PAN Dorong Pemerintah Ambil Inisiatif Pembahasan RUU Pemilu
Jakarta - Wakil Ketua Umum Partai Amanat Nasional (PAN) Saleh Daulay mengusulkan agar revisi Undang-Undang Pemilu diambil sebagai usul inisiatif pemerintah. Hal ini diungkapkannya dalam keterangan pers pada Kamis, 23 April 2026, di Jakarta.
Hindari Pergelutan Pikiran di Awal Pembahasan
Saleh Daulay menjelaskan bahwa dengan menjadikan RUU Pemilu sebagai inisiatif pemerintah, potensi konflik dan perbedaan agenda antarpartai politik dapat diminimalisir sejak tahap awal. "Kalau didasarkan atas inisiatif pemerintah, pergelutan pikiran dan agenda parpol dapat dihindari di awal pembahasan. Kalaupun ada perbedaan, nanti akan diakumulasi pada saat pembahasan Daftar Inventarisasi Masalah (DIM)," ujarnya.
Menurut Saleh, yang juga menjabat sebagai Ketua Komisi VII DPR, pembahasan revisi UU Pemilu saat ini masih terbatas pada diskusi internal masing-masing partai. Dia mengingatkan bahwa secara historis, RUU Pemilu selalu berasal dari inisiatif pemerintah.
Pentingnya Partisipasi Bermakna dalam Pembahasan
Saleh menekankan bahwa RUU Pemilu merupakan fondasi utama implementasi demokrasi di Indonesia, sehingga pembahasannya harus melibatkan semua pemangku kepentingan. "Semua harus dilibatkan. Tokoh agama, tokoh masyarakat, tokoh pemuda, ormas, perguruan tinggi, dan seluruh elemen yang terkait. Inilah yang dimaksud dengan meaningful participation. Tidak boleh ada yang tertinggal dan ditinggalkan," jelasnya.
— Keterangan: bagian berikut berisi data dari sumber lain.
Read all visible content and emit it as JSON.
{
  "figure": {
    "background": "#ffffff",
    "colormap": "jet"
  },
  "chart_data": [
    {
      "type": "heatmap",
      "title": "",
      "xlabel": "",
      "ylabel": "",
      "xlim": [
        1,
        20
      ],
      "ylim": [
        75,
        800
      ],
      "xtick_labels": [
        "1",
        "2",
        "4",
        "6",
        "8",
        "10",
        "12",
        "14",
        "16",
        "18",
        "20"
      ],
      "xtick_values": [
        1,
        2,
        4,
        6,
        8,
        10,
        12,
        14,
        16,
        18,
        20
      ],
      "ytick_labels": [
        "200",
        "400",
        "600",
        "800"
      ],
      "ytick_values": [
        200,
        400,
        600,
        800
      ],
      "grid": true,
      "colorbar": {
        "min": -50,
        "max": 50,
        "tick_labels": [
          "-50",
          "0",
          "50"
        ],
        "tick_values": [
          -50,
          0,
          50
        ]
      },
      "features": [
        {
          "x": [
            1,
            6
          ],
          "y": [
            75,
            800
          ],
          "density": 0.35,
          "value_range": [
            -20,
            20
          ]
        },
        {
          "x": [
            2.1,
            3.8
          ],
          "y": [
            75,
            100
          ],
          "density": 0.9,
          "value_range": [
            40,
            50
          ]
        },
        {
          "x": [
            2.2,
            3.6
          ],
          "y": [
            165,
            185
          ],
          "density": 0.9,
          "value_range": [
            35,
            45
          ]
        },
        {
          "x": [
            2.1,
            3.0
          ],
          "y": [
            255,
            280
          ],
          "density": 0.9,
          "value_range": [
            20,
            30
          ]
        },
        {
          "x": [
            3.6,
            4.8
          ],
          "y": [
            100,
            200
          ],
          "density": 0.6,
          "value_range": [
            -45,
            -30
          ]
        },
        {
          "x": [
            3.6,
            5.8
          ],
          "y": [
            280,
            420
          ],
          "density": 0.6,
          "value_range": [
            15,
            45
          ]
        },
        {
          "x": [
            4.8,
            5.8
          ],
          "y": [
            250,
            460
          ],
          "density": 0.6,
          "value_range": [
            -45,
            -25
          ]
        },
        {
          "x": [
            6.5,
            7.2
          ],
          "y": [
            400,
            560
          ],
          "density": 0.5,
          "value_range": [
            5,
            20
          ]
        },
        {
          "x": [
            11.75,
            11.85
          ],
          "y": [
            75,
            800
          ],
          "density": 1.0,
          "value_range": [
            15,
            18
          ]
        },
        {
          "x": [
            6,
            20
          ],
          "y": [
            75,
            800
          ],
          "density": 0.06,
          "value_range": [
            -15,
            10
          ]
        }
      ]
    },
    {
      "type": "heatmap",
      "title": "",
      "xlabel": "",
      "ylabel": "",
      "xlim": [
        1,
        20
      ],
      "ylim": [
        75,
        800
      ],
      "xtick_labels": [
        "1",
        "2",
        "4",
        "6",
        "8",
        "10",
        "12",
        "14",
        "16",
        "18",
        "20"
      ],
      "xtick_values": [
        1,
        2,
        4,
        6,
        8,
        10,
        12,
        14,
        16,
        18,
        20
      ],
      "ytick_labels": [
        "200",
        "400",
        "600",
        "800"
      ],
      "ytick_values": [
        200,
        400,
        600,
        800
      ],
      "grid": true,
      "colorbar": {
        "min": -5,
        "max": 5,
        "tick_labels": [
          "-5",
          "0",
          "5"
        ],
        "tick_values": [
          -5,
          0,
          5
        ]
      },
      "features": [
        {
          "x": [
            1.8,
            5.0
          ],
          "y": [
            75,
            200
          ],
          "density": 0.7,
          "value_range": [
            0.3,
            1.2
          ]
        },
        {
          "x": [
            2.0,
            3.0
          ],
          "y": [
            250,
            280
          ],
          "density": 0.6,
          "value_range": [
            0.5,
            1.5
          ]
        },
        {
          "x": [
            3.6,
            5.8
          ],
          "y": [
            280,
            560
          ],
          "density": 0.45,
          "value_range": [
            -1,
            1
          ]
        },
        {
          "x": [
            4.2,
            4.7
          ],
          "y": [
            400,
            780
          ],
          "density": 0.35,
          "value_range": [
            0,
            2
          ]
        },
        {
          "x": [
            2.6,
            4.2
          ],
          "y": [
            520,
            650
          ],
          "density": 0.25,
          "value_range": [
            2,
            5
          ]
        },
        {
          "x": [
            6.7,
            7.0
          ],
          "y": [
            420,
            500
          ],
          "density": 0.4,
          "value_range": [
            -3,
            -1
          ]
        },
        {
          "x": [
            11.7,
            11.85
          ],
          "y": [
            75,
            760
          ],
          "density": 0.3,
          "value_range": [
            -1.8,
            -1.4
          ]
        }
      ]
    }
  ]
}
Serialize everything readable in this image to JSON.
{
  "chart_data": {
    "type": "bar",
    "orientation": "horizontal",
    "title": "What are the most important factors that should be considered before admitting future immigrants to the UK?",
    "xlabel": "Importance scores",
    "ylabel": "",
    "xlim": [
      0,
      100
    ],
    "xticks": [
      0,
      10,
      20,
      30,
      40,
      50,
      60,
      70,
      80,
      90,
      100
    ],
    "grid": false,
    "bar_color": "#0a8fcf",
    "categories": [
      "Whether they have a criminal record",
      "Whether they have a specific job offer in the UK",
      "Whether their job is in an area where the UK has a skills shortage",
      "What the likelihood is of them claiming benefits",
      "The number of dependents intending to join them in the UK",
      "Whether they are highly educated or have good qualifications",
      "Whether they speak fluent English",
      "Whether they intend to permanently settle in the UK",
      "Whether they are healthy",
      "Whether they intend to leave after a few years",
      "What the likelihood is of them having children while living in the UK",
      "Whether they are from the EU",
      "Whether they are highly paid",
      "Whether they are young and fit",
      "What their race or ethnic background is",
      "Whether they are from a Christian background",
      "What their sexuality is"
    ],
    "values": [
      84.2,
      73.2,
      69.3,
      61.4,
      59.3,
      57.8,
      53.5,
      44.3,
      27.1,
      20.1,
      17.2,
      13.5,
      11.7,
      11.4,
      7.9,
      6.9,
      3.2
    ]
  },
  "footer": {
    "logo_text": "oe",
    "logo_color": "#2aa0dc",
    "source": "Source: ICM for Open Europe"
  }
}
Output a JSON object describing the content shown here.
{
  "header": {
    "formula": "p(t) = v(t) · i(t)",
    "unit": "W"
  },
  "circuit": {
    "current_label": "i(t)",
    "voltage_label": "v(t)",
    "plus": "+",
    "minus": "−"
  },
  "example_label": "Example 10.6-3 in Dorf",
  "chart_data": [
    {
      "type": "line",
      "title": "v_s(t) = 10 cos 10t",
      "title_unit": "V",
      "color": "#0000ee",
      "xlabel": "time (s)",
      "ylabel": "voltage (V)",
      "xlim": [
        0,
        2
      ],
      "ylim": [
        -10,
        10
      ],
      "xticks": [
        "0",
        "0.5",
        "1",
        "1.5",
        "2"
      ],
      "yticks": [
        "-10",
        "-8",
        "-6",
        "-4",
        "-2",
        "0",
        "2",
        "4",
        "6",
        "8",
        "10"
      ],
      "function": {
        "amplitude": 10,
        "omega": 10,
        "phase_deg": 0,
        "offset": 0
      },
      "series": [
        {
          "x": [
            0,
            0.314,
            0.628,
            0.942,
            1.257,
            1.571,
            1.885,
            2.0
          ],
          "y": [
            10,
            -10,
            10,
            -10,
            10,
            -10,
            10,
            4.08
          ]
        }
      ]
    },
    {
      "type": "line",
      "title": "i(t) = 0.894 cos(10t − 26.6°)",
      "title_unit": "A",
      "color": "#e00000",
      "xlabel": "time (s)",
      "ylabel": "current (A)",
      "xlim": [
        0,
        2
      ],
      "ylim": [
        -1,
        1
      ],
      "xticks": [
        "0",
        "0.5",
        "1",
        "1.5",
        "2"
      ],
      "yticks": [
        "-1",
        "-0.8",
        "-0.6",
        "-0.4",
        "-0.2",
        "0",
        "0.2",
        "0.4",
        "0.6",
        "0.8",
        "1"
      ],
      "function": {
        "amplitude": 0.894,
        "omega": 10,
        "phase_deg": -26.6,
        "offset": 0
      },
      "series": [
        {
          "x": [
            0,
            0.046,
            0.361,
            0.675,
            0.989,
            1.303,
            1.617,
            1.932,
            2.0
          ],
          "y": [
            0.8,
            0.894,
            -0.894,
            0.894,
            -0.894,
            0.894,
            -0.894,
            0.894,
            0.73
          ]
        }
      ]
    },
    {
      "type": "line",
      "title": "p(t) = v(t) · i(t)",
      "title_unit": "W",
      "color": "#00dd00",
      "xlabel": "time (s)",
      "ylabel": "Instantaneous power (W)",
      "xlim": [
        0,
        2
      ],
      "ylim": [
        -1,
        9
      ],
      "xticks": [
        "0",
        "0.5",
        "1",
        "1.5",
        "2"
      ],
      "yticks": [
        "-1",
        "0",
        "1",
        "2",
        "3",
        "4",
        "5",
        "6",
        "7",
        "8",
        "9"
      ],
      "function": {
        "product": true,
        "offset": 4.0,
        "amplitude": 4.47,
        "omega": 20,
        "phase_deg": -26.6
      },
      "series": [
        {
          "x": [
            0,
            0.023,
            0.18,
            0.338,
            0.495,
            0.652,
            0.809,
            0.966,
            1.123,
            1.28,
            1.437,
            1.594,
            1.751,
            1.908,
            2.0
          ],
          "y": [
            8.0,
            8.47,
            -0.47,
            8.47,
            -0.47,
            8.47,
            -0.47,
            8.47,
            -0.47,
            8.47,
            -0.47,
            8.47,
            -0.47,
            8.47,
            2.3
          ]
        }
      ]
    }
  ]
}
Dia mengakui bahwa pembahasan RUU Pemilu tidak mudah karena setiap partai memiliki kepentingan yang berbeda, mulai dari tahapan pembentukan penyelenggara hingga penghitungan dan penetapan hasil pemilu.
Dukungan dari Sekjen PAN untuk Percepatan Pembahasan
Sekretaris Jenderal PAN Eko Hendro Purnomo (Eko Patrio) menyatakan kesepakatan partainya untuk mempercepat pembahasan revisi UU Pemilu. "PAN setuju segera pembahasan revisi UU Pemilu. Tujuannya agar ada waktu persiapan dalam rangka pendalaman substansi UU agar berkualitas," ujar Eko Patrio yang juga Wakil Ketua Komisi VI DPR.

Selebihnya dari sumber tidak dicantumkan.